Cache commonly reused images
If an image is reused repeatedly in one pipeline, it’ll be recomputed each time. You can sometimes get a big speedup by keeping images like this in memory rather than recalculating their pixels, see (for example), copy_memory()
in pyvips.
This can raise memory use, of course.
Adjust the order of operations in pipelines
If you can, put large resizes right at the start (see thumbnail
above), then area filters (sharpen, for example), and finally any point operations.
Only enable the load libraries you need
libvips after version 8.13 has a system for enabling and disabling image load libraries at runtime, see:
https://www.libvips.org/2022/05/28/What’s-new-in-8.13.html
You can usually improve security and avoid memory spikes by only enabling the image formats you really need. If you are handling untrusted data, I would set the VIPS_BLOCK_UNTRUSTED
env var and only use the loaders we have tested for security.
Older versions of libvips need compile-time configuration.
Sanity-check images before processing
libvips image open is always fast and safe, as long as you have disabled load via imagemagick. This means you can open an image and sanity-check it before further processing.
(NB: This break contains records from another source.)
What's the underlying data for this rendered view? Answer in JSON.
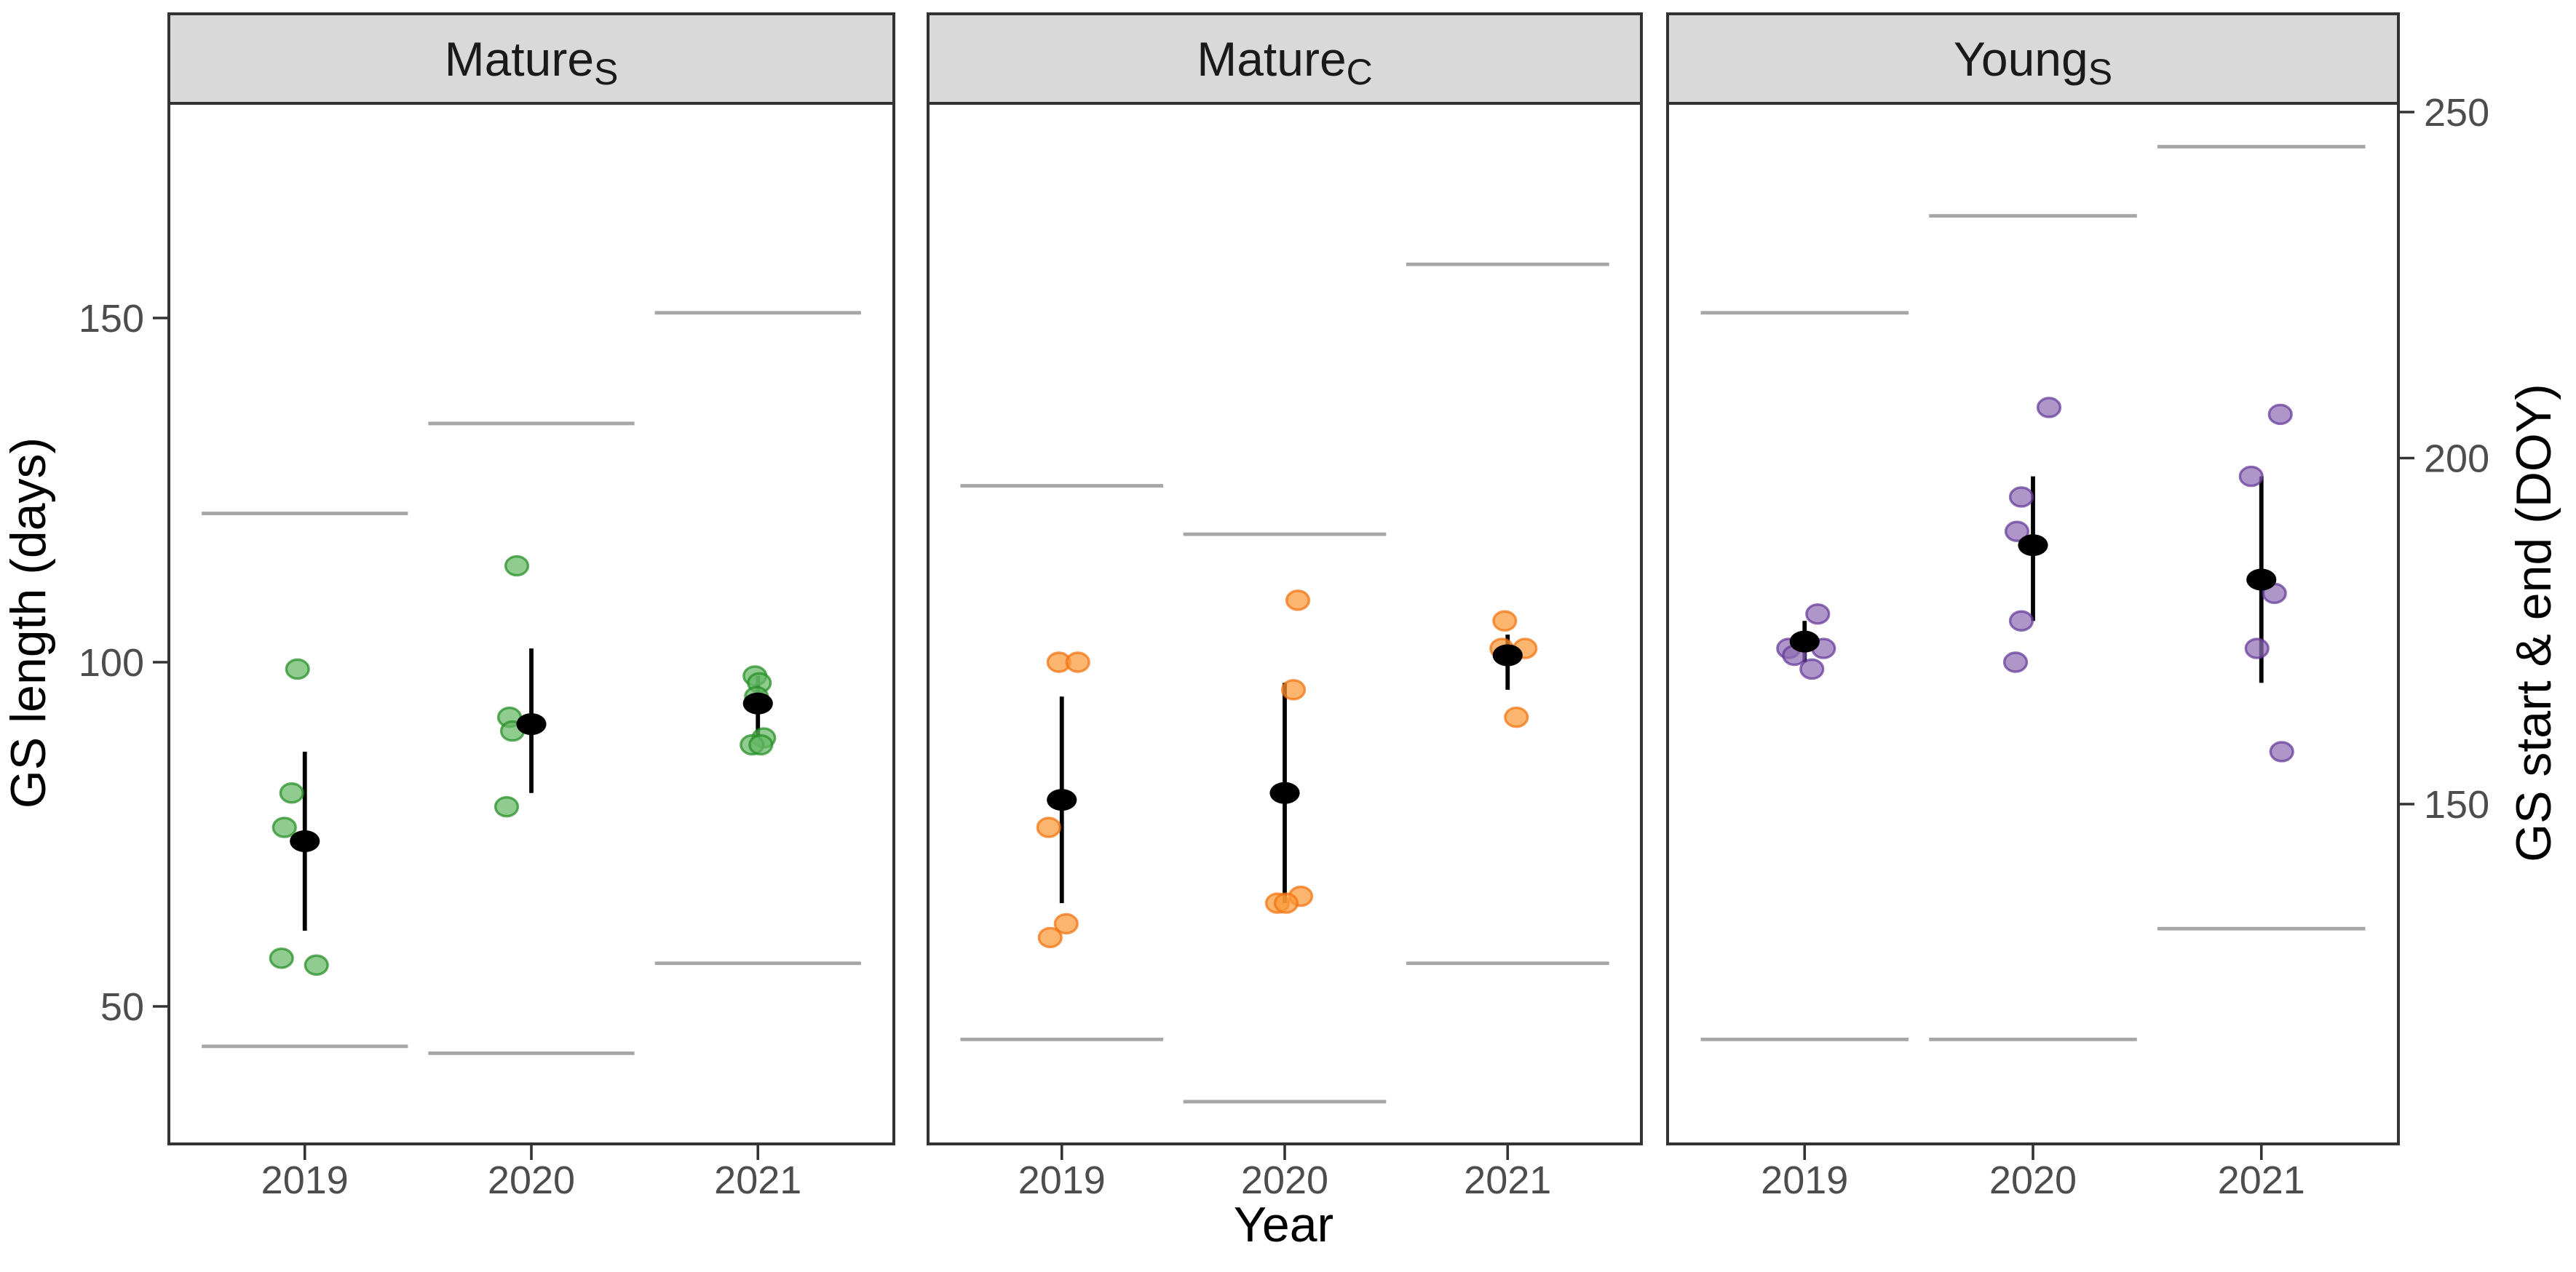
{
  "chart_data": {
    "type": "scatter",
    "faceted": true,
    "title": "",
    "xlabel": "Year",
    "ylabel_left": "GS length (days)",
    "ylabel_right": "GS start & end (DOY)",
    "x_categories": [
      "2019",
      "2020",
      "2021"
    ],
    "left_axis": {
      "ticks": [
        150,
        100,
        50
      ],
      "range": [
        30,
        182
      ]
    },
    "right_axis": {
      "ticks": [
        250,
        200,
        150
      ],
      "range": [
        101,
        252
      ]
    },
    "grid": false,
    "legend": "none",
    "colors": {
      "mean_point": "#000000",
      "error_bar": "#000000",
      "gs_segment": "#a6a6a6",
      "panel_border": "#333333",
      "facet_header_bg": "#d9d9d9"
    },
    "facets": [
      {
        "name": "Mature_S",
        "label": "Mature",
        "subscript": "S",
        "point_fill": "#65B765",
        "point_stroke": "#238E23",
        "years": [
          {
            "year": "2019",
            "points": [
              99,
              81,
              76,
              57,
              56
            ],
            "jitter": [
              -5,
              -9,
              -14,
              -16,
              8
            ],
            "mean": 74,
            "ci": [
              61,
              87
            ],
            "gs_start_doy": 115,
            "gs_end_doy": 192
          },
          {
            "year": "2020",
            "points": [
              114,
              92,
              90,
              79
            ],
            "jitter": [
              -10,
              -15,
              -13,
              -17
            ],
            "mean": 91,
            "ci": [
              81,
              102
            ],
            "gs_start_doy": 114,
            "gs_end_doy": 205
          },
          {
            "year": "2021",
            "points": [
              98,
              97,
              95,
              89,
              88,
              88
            ],
            "jitter": [
              -2,
              1,
              -1,
              4,
              -4,
              2
            ],
            "mean": 94,
            "ci": [
              89,
              98
            ],
            "gs_start_doy": 127,
            "gs_end_doy": 221
          }
        ]
      },
      {
        "name": "Mature_C",
        "label": "Mature",
        "subscript": "C",
        "point_fill": "#FA9837",
        "point_stroke": "#F2720C",
        "years": [
          {
            "year": "2019",
            "points": [
              100,
              100,
              76,
              62,
              60
            ],
            "jitter": [
              -2,
              11,
              -9,
              3,
              -8
            ],
            "mean": 80,
            "ci": [
              65,
              95
            ],
            "gs_start_doy": 116,
            "gs_end_doy": 196
          },
          {
            "year": "2020",
            "points": [
              109,
              96,
              66,
              65,
              65
            ],
            "jitter": [
              9,
              6,
              11,
              -5,
              1
            ],
            "mean": 81,
            "ci": [
              65,
              97
            ],
            "gs_start_doy": 107,
            "gs_end_doy": 189
          },
          {
            "year": "2021",
            "points": [
              106,
              102,
              102,
              92
            ],
            "jitter": [
              -2,
              12,
              -4,
              6
            ],
            "mean": 101,
            "ci": [
              96,
              104
            ],
            "gs_start_doy": 127,
            "gs_end_doy": 228
          }
        ]
      },
      {
        "name": "Young_S",
        "label": "Young",
        "subscript": "S",
        "point_fill": "#8F6EB4",
        "point_stroke": "#643898",
        "years": [
          {
            "year": "2019",
            "points": [
              107,
              102,
              102,
              101,
              99
            ],
            "jitter": [
              9,
              -11,
              13,
              -7,
              5
            ],
            "mean": 103,
            "ci": [
              100,
              106
            ],
            "gs_start_doy": 116,
            "gs_end_doy": 221
          },
          {
            "year": "2020",
            "points": [
              137,
              124,
              119,
              106,
              100
            ],
            "jitter": [
              11,
              -8,
              -11,
              -8,
              -12
            ],
            "mean": 117,
            "ci": [
              106,
              127
            ],
            "gs_start_doy": 116,
            "gs_end_doy": 235
          },
          {
            "year": "2021",
            "points": [
              136,
              127,
              110,
              102,
              87
            ],
            "jitter": [
              13,
              -7,
              9,
              -3,
              14
            ],
            "mean": 112,
            "ci": [
              97,
              127
            ],
            "gs_start_doy": 132,
            "gs_end_doy": 245
          }
        ]
      }
    ]
  }
}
There are two main checks that are very worthwhile:
Sanity check image dimensions to protect you from decompression bombs like those described at https://www.bamsoftware.com/hacks/deflate.html
-
Check for interlaced (also called progressive) images.
These are the ones that appear in low detail first, then progressively sharpen as they are downloaded.
The downside is that you don’t get the final pixels until the whole image is in memory, which prevents any streaming processing and hugely increases memory use. For example:
$ /usr/bin/time -f %M:%e vipsthumbnail big-progressive.jpg 3732224:4.23 $ vips copy big-progressive.jpg x.jpg $ /usr/bin/time -f %M:%e vipsthumbnail x.jpg 72448:0.26
So this progressive jpeg takes 4gb of memory and 4.3s to thumbnail, but exactly the same image as a regular jpeg takes 72mb and 0.26s.
I would detect these horrors before processing by looking for the interlaced
metadata item and either ban them, or if your users insist on uploading in this terrible format, push them to a separate low-priority queue on a special container. Keep them away from your main image path.
Linux memory allocator
The default memory allocator on most glibc-based Linux systems (e.g. Debian, Red Hat) is unsuitable for long-running, multi-threaded processes that involve lots of small memory allocations.
To help avoid fragmentation and improve performance on these systems, the use of an alternative memory allocator such as jemalloc is recommended.
Those using musl-based Linux (e.g. Alpine) and non-Linux systems are unaffected.